The self-driving car is a helpful metaphor. I’ve heard estimates that each vehicle has 60,000 sensors generating terabytes of data per hour. Consider the variety of that data. Data for obstacle detection requires millisecond response and must be recognized as such if it is to be useful. A sensor on the battery to predict replacement requires aggregation to predict a trend over time and does not require real-time responsiveness. Nevertheless both types of data are being created constantly and must be directed appropriately based on the use case.
How does this work at scale? Consider video games.

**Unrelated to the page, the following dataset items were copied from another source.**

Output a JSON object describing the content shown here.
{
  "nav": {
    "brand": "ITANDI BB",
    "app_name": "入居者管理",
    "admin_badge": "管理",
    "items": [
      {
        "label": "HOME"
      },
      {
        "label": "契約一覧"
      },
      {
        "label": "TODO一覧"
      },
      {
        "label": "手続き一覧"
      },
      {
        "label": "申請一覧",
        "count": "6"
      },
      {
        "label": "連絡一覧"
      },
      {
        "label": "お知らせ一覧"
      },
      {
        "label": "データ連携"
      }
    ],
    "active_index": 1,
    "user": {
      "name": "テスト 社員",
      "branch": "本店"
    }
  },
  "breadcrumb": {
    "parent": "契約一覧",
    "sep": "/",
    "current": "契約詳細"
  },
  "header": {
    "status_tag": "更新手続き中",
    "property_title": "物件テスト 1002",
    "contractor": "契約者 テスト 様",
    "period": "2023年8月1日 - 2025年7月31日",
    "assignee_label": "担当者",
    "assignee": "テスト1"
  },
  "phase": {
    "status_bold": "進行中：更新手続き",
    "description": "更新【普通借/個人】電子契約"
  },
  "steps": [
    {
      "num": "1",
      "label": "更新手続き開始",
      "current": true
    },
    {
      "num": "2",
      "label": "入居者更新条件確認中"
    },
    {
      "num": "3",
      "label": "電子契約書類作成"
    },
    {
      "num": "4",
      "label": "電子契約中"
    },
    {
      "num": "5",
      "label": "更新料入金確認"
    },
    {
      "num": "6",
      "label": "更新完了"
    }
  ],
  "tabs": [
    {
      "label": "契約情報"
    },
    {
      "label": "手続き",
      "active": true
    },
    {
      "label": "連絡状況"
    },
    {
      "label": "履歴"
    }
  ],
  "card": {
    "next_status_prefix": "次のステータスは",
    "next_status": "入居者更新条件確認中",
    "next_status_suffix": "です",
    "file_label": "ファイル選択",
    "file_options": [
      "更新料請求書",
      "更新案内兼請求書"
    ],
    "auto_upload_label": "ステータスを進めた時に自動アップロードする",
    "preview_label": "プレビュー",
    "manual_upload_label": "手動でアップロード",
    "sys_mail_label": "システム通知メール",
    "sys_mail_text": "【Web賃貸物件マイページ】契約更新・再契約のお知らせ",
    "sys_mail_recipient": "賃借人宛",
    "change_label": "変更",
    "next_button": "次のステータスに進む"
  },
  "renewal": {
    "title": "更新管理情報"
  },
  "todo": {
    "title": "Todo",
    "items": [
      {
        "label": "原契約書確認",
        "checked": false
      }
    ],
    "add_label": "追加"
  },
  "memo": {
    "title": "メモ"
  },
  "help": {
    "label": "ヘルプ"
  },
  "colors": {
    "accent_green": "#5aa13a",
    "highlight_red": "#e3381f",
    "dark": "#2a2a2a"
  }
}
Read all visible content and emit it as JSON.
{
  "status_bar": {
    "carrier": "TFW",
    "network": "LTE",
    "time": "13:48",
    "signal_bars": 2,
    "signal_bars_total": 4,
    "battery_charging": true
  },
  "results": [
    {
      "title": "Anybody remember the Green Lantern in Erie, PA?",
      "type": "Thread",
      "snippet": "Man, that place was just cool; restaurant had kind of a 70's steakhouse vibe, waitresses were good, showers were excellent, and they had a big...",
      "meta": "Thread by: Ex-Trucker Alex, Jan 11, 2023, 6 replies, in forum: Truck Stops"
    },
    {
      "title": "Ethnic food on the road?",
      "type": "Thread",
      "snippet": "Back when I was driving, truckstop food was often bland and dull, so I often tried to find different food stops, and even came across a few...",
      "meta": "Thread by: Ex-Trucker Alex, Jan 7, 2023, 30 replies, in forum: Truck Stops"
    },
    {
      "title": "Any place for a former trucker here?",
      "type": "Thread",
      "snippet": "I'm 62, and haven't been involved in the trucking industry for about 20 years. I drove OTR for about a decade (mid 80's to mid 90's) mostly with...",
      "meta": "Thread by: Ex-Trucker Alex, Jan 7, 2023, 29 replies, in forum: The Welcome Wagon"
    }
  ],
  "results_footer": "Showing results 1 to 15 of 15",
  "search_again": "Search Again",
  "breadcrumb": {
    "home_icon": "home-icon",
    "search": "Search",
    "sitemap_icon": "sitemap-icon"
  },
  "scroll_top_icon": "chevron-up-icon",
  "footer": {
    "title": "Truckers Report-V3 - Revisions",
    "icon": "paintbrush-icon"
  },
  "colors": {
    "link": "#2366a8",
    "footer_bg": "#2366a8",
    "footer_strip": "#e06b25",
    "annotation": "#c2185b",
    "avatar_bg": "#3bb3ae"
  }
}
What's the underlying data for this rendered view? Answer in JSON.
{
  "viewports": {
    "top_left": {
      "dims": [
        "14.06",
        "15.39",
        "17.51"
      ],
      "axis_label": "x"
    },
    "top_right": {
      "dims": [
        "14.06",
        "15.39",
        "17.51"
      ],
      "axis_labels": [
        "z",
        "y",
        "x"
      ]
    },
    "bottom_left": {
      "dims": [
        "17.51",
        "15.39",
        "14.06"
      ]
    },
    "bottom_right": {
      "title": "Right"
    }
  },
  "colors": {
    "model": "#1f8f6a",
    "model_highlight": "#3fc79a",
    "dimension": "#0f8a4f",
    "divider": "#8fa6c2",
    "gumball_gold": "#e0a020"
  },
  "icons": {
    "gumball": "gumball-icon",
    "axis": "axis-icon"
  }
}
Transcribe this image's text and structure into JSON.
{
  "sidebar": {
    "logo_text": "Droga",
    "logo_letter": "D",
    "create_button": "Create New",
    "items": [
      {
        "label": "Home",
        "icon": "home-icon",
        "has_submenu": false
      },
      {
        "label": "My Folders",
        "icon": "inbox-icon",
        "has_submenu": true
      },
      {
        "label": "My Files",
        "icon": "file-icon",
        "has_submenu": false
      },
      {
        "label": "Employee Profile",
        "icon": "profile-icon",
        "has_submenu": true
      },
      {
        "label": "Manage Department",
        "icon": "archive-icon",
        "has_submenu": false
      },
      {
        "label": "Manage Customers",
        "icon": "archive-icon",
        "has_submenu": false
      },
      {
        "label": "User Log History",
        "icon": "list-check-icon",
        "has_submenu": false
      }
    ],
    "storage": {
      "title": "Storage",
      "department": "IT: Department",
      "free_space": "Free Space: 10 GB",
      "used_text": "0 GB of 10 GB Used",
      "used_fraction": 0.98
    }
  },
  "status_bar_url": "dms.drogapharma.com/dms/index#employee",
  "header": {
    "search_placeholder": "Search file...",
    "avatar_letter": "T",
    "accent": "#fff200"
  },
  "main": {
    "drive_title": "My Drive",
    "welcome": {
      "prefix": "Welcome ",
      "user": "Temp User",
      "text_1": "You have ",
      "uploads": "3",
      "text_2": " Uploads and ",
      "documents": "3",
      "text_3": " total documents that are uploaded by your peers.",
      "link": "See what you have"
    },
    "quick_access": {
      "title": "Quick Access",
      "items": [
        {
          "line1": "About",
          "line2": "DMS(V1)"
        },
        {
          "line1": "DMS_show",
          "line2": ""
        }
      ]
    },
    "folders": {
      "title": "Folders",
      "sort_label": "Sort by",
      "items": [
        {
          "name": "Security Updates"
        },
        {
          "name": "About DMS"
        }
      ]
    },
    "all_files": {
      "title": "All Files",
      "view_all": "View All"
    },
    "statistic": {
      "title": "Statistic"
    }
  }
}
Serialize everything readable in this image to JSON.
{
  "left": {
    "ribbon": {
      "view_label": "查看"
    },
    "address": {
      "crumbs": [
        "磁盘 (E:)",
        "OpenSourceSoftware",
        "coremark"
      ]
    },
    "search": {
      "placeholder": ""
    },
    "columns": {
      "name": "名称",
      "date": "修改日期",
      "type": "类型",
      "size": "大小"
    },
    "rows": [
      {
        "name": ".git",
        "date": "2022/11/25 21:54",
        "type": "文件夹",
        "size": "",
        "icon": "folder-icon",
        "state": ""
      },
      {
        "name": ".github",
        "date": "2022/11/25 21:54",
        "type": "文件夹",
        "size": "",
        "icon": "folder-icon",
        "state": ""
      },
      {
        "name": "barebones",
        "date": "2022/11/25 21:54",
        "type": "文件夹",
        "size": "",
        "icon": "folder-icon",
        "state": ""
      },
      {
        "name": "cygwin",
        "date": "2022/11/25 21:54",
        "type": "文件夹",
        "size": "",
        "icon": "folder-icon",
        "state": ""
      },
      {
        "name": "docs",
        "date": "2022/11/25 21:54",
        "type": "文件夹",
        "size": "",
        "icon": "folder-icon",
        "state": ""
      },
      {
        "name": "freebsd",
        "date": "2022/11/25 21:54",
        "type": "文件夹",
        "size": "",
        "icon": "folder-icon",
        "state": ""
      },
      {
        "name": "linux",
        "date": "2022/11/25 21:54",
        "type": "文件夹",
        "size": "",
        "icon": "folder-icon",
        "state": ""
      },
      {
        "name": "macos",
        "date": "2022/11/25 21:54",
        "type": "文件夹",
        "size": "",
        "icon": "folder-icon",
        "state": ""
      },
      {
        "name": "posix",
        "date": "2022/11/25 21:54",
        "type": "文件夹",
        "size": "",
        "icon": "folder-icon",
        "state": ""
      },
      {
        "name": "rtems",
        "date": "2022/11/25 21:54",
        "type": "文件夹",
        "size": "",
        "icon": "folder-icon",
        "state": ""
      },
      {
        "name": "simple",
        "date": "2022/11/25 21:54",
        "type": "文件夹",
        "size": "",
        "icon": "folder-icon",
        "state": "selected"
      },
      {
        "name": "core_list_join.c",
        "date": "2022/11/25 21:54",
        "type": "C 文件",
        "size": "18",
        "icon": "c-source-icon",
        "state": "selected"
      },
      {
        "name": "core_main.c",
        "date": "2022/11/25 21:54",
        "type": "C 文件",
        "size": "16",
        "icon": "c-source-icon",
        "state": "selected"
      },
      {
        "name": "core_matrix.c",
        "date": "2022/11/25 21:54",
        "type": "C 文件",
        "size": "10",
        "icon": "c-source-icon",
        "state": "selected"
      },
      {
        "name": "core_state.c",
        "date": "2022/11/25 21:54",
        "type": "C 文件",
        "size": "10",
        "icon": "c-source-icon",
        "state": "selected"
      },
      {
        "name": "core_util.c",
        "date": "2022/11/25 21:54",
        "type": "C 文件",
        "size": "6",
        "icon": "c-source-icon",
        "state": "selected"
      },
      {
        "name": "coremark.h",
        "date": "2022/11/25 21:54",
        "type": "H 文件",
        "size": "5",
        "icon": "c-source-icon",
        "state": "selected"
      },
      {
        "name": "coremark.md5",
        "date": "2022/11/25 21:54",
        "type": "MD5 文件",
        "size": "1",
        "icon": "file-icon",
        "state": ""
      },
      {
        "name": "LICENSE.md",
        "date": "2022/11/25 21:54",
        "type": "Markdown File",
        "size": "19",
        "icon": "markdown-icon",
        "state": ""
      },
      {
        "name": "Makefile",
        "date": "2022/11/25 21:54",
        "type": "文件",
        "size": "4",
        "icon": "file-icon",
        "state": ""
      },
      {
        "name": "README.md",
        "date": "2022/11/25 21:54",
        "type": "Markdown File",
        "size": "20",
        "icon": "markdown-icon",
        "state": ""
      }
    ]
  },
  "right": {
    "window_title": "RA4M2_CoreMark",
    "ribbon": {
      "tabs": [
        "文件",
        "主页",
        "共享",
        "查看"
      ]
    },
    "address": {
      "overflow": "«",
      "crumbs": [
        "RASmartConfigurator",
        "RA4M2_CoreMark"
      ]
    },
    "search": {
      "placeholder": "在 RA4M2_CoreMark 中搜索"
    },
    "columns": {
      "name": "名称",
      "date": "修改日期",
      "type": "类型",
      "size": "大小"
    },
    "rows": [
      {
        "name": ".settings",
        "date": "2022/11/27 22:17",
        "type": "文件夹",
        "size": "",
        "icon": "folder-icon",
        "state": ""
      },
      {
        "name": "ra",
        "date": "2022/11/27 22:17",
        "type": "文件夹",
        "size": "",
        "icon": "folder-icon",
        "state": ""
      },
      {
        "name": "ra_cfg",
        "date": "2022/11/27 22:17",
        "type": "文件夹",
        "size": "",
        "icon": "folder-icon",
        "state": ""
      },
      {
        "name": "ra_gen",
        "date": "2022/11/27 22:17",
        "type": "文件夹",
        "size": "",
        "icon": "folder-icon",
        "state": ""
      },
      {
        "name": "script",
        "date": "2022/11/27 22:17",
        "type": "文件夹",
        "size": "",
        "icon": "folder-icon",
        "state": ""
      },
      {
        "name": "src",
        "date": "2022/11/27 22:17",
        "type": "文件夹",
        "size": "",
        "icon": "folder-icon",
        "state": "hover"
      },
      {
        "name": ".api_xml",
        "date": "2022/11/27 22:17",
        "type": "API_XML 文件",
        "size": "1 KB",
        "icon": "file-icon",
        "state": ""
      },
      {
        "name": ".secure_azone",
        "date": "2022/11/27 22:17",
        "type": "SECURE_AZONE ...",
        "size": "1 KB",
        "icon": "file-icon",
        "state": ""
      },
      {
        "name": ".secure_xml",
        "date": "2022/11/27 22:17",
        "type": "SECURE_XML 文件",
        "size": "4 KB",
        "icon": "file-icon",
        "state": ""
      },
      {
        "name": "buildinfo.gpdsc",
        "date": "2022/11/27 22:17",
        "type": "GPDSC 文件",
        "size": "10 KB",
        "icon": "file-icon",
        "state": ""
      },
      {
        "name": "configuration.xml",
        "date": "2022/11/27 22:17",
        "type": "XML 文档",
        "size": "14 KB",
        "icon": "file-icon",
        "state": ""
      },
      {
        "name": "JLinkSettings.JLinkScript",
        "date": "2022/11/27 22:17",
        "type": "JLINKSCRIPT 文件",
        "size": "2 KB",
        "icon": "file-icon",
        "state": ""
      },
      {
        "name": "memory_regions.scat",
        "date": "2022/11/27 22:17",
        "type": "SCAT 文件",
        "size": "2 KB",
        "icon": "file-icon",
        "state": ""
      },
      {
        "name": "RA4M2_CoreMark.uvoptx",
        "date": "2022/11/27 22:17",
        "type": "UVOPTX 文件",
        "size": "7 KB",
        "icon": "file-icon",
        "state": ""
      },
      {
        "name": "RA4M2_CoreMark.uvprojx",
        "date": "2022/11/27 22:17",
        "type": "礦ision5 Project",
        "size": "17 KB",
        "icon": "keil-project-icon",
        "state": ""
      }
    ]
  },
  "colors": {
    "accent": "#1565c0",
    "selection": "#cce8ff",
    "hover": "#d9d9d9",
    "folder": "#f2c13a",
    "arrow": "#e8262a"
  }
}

Real-time data is critical to everything from in game advertising, which depends on near instant delivery of the right ad at a contextually appropriate moment, to recommendations and game features that are critical to the user experience and which are highly specific to moments within the game. At the same time, analyzing patterns at scale is critical to understanding and controlling churn and appeal. This is a lot of data to parse on the fly in order to operate effectively.
From a data perspective, we’re going to need a new digestive system if we are to make the most of the data coming in from the IoT. We’ll need vision and creativity as well. It’s an exciting time to be in analytics.